1   The extensive nature of Stack's pastoral journeys may be gathered from his report to the 1860 Synod, where he stated that ten visits had been paid to Kaiapoi, seven to Port Levy, five to Akaroa, nine to Rapaki, and two to Taumutu, besides a "flying visit" to Timaru, Waimatemate and some of the settlements in Otago. (Stack 178, in the Turnbull Library, Wellington).
2   See More Maoriland Adventures.
3   Rev. William Aylmer was the first Protestant clergyman in Akaroa. He left Kildare, Ireland, for New Zealand in 1851. Of a jovial disposition and very popular, he retired after twenty-five years' service, and died in 1883. The site of his homestead of twenty acres is known to-day as Aylmer's Valley, and the house, named Glencarrig after his birthplace, is still standing (L. J. Vangioni and Miss A. F. Rattray).
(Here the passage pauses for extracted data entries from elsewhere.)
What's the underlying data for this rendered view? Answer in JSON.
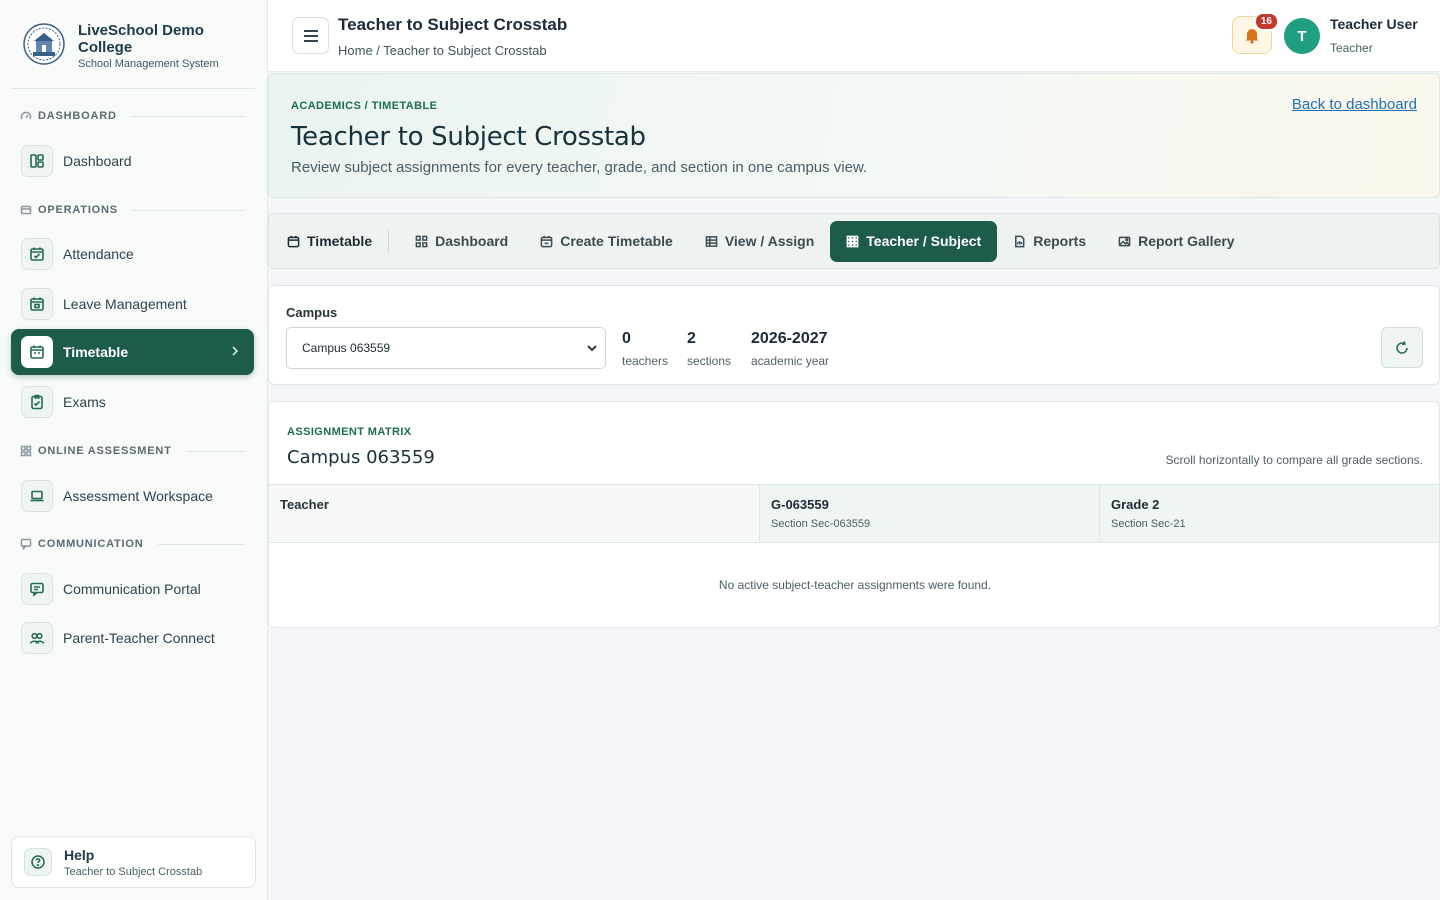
{
  "brand": {
    "name": "LiveSchool Demo College",
    "subtitle": "School Management System"
  },
  "sidebar": {
    "sections": [
      {
        "label": "DASHBOARD"
      },
      {
        "label": "OPERATIONS"
      },
      {
        "label": "ONLINE ASSESSMENT"
      },
      {
        "label": "COMMUNICATION"
      }
    ],
    "items": [
      {
        "label": "Dashboard",
        "icon": "layout-icon"
      },
      {
        "label": "Attendance",
        "icon": "calendar-check-icon"
      },
      {
        "label": "Leave Management",
        "icon": "calendar-leave-icon"
      },
      {
        "label": "Timetable",
        "icon": "calendar-icon",
        "active": true
      },
      {
        "label": "Exams",
        "icon": "clipboard-icon"
      },
      {
        "label": "Assessment Workspace",
        "icon": "laptop-icon"
      },
      {
        "label": "Communication Portal",
        "icon": "message-icon"
      },
      {
        "label": "Parent-Teacher Connect",
        "icon": "users-icon"
      }
    ],
    "help": {
      "title": "Help",
      "subtitle": "Teacher to Subject Crosstab"
    }
  },
  "topbar": {
    "title": "Teacher to Subject Crosstab",
    "breadcrumb": "Home / Teacher to Subject Crosstab",
    "notifications": "16",
    "user": {
      "initial": "T",
      "name": "Teacher User",
      "role": "Teacher"
    }
  },
  "hero": {
    "kicker": "ACADEMICS / TIMETABLE",
    "title": "Teacher to Subject Crosstab",
    "description": "Review subject assignments for every teacher, grade, and section in one campus view.",
    "back_link": "Back to dashboard"
  },
  "tabs": [
    {
      "label": "Timetable",
      "icon": "calendar-icon"
    },
    {
      "label": "Dashboard",
      "icon": "grid-icon"
    },
    {
      "label": "Create Timetable",
      "icon": "calendar-plus-icon"
    },
    {
      "label": "View / Assign",
      "icon": "table-icon"
    },
    {
      "label": "Teacher / Subject",
      "icon": "grid-dots-icon",
      "active": true
    },
    {
      "label": "Reports",
      "icon": "report-icon"
    },
    {
      "label": "Report Gallery",
      "icon": "image-icon"
    }
  ],
  "filter": {
    "campus_label": "Campus",
    "campus_value": "Campus 063559",
    "stats": [
      {
        "value": "0",
        "label": "teachers"
      },
      {
        "value": "2",
        "label": "sections"
      },
      {
        "value": "2026-2027",
        "label": "academic year"
      }
    ]
  },
  "matrix": {
    "kicker": "ASSIGNMENT MATRIX",
    "title": "Campus 063559",
    "hint": "Scroll horizontally to compare all grade sections.",
    "teacher_header": "Teacher",
    "columns": [
      {
        "grade": "G-063559",
        "section": "Section Sec-063559"
      },
      {
        "grade": "Grade 2",
        "section": "Section Sec-21"
      }
    ],
    "empty_message": "No active subject-teacher assignments were found."
  },
  "colors": {
    "brand_green": "#1d5c4d",
    "accent_teal": "#1f9e80",
    "link_blue": "#1f6fb3",
    "badge_red": "#c0392b"
  }
}
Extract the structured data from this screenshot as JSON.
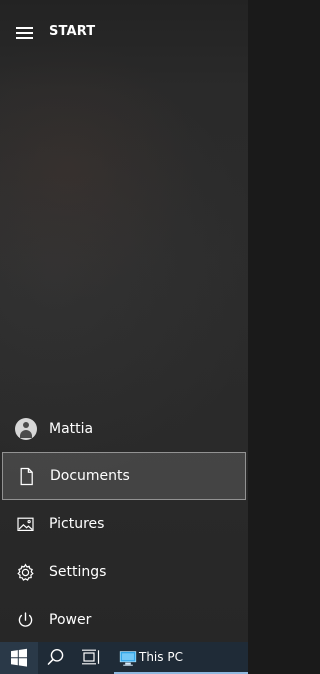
{
  "start_menu": {
    "title": "START",
    "menu_icon": "hamburger-icon",
    "items": [
      {
        "label": "Mattia",
        "icon": "user-avatar-icon",
        "active": false
      },
      {
        "label": "Documents",
        "icon": "document-icon",
        "active": true
      },
      {
        "label": "Pictures",
        "icon": "pictures-icon",
        "active": false
      },
      {
        "label": "Settings",
        "icon": "gear-icon",
        "active": false
      },
      {
        "label": "Power",
        "icon": "power-icon",
        "active": false
      }
    ]
  },
  "taskbar": {
    "start_icon": "windows-logo-icon",
    "search_icon": "search-icon",
    "task_view_icon": "task-view-icon",
    "open_app": {
      "label": "This PC",
      "icon": "this-pc-icon"
    }
  },
  "colors": {
    "start_menu_background": "#2a2a2a",
    "start_header_text": "#ffffff",
    "selected_item_background": "#3f3f3f",
    "selected_item_border": "#6a6a6a",
    "taskbar_background": "#1f2b37",
    "taskbar_active_indicator": "#8fb9df",
    "windows_logo": "#ffffff",
    "this_pc_icon_blue": "#35a7e8"
  }
}
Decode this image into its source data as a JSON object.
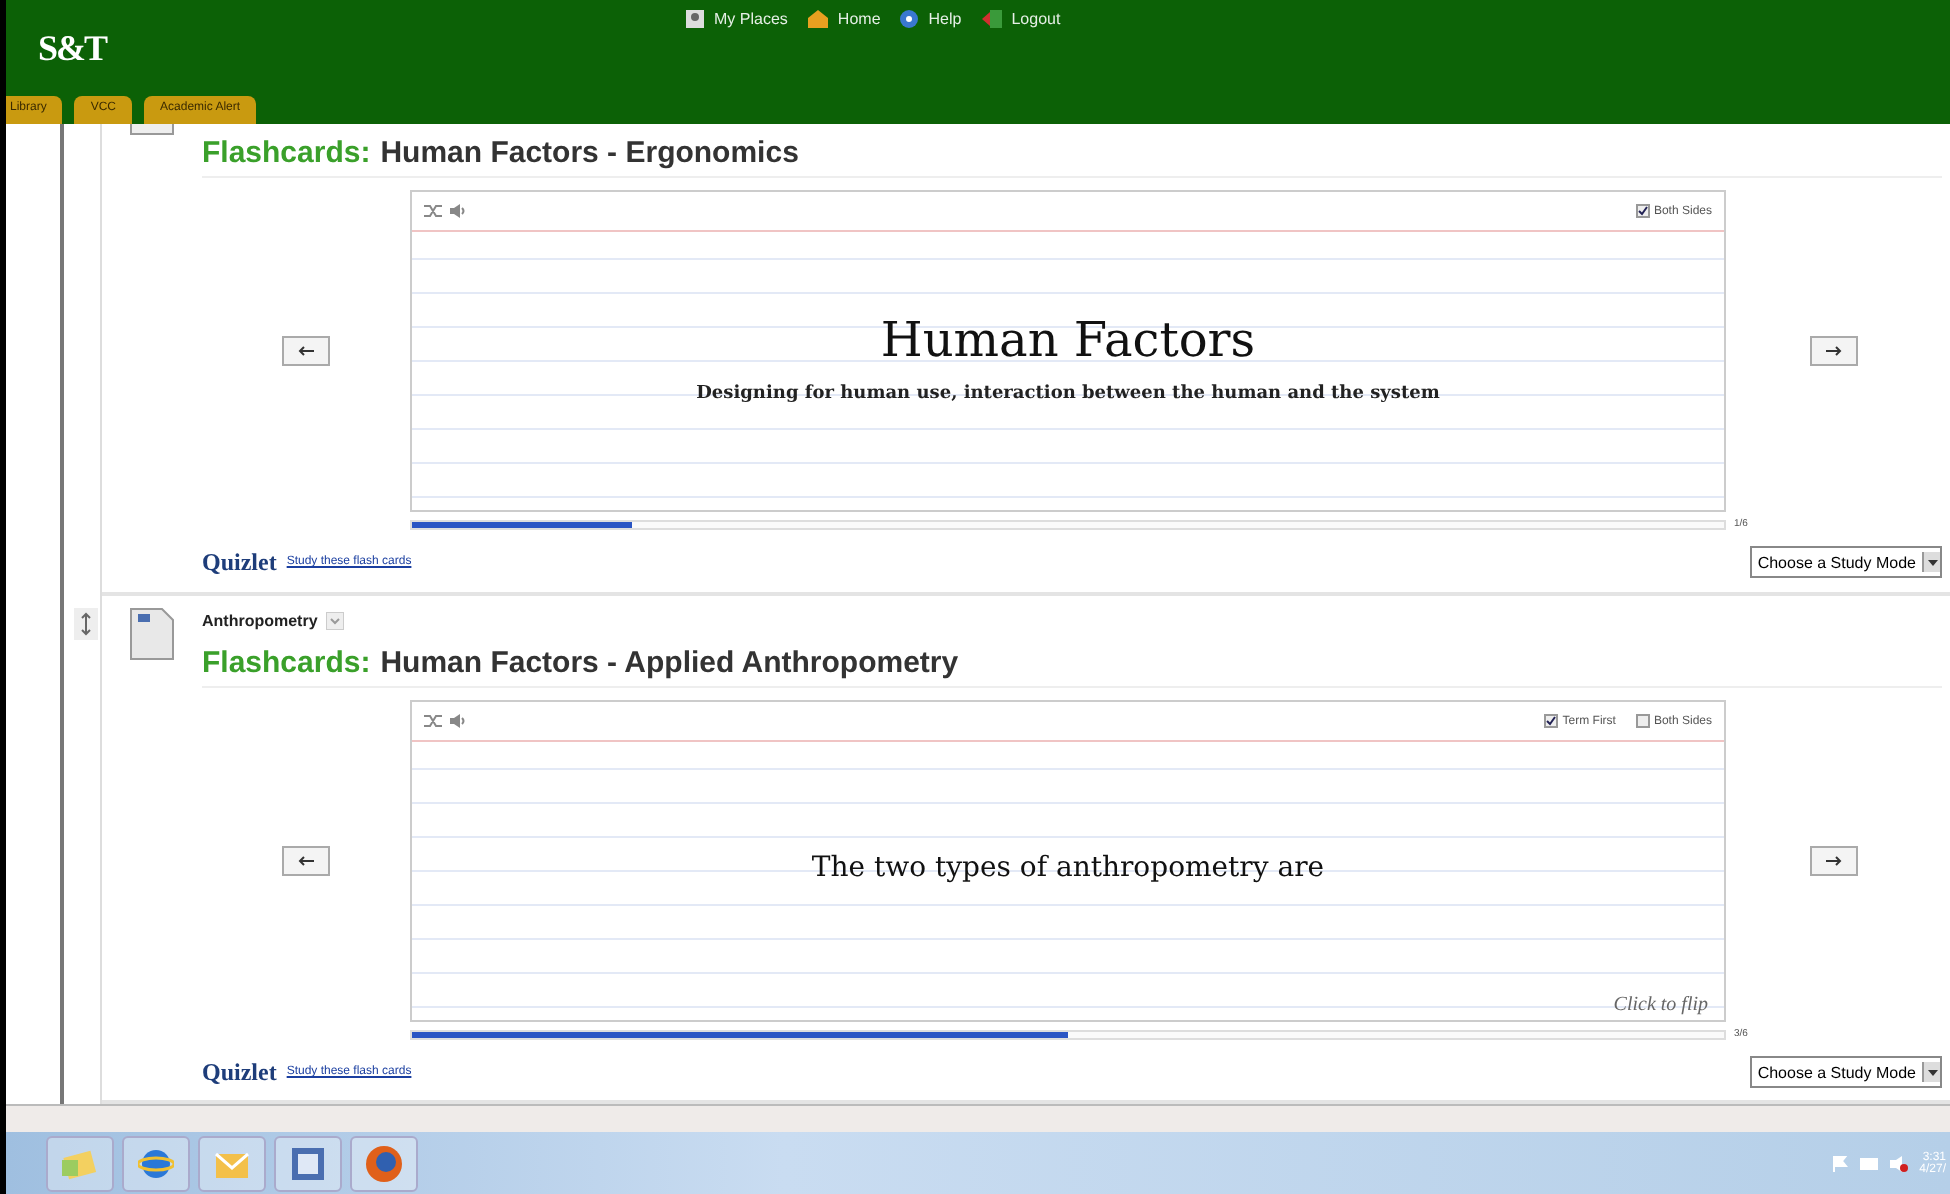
{
  "header": {
    "logo": "S&T",
    "nav": [
      {
        "kind": "person",
        "label": "My Places"
      },
      {
        "kind": "home",
        "label": "Home"
      },
      {
        "kind": "help",
        "label": "Help"
      },
      {
        "kind": "logout",
        "label": "Logout"
      }
    ],
    "tabs": [
      "Library",
      "VCC",
      "Academic Alert"
    ]
  },
  "sets": [
    {
      "title_prefix": "Flashcards:",
      "title": "Human Factors - Ergonomics",
      "options": [
        {
          "label": "Both Sides",
          "checked": true
        }
      ],
      "term": "Human Factors",
      "definition": "Designing for human use, interaction between the human and the system",
      "level": 0.167,
      "counter": "1/6",
      "brand": "Quizlet",
      "link": "Study these flash cards",
      "study_mode": "Choose a Study Mode"
    },
    {
      "label": "Anthropometry",
      "title_prefix": "Flashcards:",
      "title": "Human Factors - Applied Anthropometry",
      "options": [
        {
          "label": "Term First",
          "checked": true
        },
        {
          "label": "Both Sides",
          "checked": false
        }
      ],
      "term": "The two types of anthropometry are",
      "flip_hint": "Click to flip",
      "level": 0.5,
      "counter": "3/6",
      "brand": "Quizlet",
      "link": "Study these flash cards",
      "study_mode": "Choose a Study Mode"
    }
  ],
  "taskbar": {
    "apps": [
      {
        "kind": "folder"
      },
      {
        "kind": "browser-e"
      },
      {
        "kind": "mail"
      },
      {
        "kind": "document"
      },
      {
        "kind": "fox"
      }
    ],
    "clock": "3:31",
    "date": "4/27/"
  }
}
4   Rev George Cotterill (later Canon Cotterill) was born on 13th July 1814 and died on 30th June, 1902. He was ordained in 1838, in England, where he remained until the founding of the Canterbury settlement, when he came out to New Zealand in one of the first four ships. His first charge was at Lower Heathcote, but in the following year he was summoned to assist the Dean in the College Grammar School, which was already giving promise of a great future. He became second master in 1857 and house master in 1860, relinquishing the position in 1868. Subsequently he became bursar of the College, and was a Fellow up to the time of his death. For twenty-six years he was Diocesan Secretary (1861-1887) and Treasurer to the Cathedral from 1881 to 1880. He received the canonry as far back as 1886. The New Zealand Church News, in reporting his death, described him as a good man, whose reserved disposition held a sympathetic heart, and whose consistency of life left its salutary influence upon his family and the Church. "With Bishop Harper and Dean Jacobs," the same article states, "Canon Cotterill represented the cultivated, conservative and sound divines who so well and truly laid the foundation of the English Church in this colony." He died in 1902 in his eighty-seventh year. (This biographical note has been supplied by his son, Mr. W. J. Cotterill, to whom James West Stack was a godfather.)